Dito de outra forma, e voltando ao paralelo aeronáutico do início deste artigo, um piloto sentado no primeiro banco da esquerda de uma aeronave sabe de onde partiu, sua posição e situação presente, bem como, para qual aeródromo está se dirigindo.

É vital que um aviador tenha um destino (precisa pousar a aeronave) e saiba com precisão elementos como a velocidade, a altitude, o combustível disponível, a posição geográfica e a distância para o objetivo. Não conhecer estes elementos seria potencialmente desastroso para os tripulantes de qualquer aeronave de asa fixa.
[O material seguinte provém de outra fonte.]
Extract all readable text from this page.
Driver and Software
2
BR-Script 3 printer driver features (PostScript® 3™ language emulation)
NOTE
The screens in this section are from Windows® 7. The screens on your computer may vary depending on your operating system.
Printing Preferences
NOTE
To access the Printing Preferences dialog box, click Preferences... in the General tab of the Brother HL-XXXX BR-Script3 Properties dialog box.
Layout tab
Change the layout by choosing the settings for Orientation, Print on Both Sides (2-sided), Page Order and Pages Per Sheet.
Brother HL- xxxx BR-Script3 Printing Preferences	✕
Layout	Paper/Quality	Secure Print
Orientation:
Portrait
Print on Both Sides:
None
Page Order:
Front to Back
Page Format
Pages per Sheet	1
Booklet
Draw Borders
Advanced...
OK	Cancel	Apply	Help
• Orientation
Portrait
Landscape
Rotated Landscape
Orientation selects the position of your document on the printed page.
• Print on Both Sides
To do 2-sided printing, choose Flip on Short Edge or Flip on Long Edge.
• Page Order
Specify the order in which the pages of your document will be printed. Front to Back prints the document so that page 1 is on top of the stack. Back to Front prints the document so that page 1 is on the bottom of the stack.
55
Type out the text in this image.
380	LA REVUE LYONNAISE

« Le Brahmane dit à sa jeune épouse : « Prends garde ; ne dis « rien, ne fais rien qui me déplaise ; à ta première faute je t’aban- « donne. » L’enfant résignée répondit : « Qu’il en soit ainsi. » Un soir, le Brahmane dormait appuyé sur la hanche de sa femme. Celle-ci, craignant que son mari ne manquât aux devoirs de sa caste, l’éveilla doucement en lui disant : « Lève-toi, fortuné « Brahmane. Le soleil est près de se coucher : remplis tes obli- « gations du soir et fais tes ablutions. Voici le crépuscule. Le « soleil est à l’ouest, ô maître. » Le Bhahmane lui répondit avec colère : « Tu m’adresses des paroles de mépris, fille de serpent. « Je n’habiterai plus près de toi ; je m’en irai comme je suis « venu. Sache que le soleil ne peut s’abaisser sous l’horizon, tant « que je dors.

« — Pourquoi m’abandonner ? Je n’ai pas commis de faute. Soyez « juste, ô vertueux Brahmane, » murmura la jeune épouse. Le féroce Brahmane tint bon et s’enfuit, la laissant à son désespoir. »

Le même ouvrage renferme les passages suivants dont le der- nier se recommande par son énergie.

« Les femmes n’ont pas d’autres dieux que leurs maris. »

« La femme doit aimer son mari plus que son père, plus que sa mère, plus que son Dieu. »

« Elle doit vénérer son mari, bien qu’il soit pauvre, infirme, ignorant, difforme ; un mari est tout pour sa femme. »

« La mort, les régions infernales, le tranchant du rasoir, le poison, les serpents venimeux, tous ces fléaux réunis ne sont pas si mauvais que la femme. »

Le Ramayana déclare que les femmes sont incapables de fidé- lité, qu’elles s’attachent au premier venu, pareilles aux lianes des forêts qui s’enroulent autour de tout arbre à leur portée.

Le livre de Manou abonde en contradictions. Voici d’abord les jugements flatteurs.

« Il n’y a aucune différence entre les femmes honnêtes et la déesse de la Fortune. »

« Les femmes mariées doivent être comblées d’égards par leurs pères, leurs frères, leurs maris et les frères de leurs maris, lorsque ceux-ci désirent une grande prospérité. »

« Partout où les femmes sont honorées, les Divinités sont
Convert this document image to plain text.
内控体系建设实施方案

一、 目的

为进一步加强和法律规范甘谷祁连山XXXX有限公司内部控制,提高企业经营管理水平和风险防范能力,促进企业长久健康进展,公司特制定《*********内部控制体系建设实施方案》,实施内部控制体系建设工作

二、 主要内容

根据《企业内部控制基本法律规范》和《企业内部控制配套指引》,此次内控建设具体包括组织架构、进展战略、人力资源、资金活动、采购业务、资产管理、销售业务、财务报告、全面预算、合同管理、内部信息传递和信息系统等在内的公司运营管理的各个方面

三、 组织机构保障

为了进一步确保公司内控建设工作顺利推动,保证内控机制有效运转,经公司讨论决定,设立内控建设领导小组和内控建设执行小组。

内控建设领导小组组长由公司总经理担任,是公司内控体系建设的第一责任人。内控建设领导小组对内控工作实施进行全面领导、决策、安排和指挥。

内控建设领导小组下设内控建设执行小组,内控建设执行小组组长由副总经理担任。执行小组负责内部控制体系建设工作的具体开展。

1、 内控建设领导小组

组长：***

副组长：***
Suspeito que a sociedade brasileira não sabe de onde decolou. Não conhece sua atual condição e posição e, igualmente preocupante, não tem um objetivo, uma rota traçada.

REUTERS/Jed Jacobsohn

Se a sociedade brasileira fosse uma aeronave de asa fixa eu seria categórico: é um voo irresponsável, e o acidente é muito provável durante esta jornada.

Nota importante: Como apresentado neste ensaio, debater aspectos políticos, sociais e econômicos do Brasil de forma superficial pouco ajudam no entendimento destas questões. Assim, ao invés de debater qual cor partidária ou indivíduo é o melhor para desenvolver o país, vamos aproveitar este espaço para debater um projeto para o Brasil. Uma rota, um destino melhor (e possível) para a sociedade brasileira.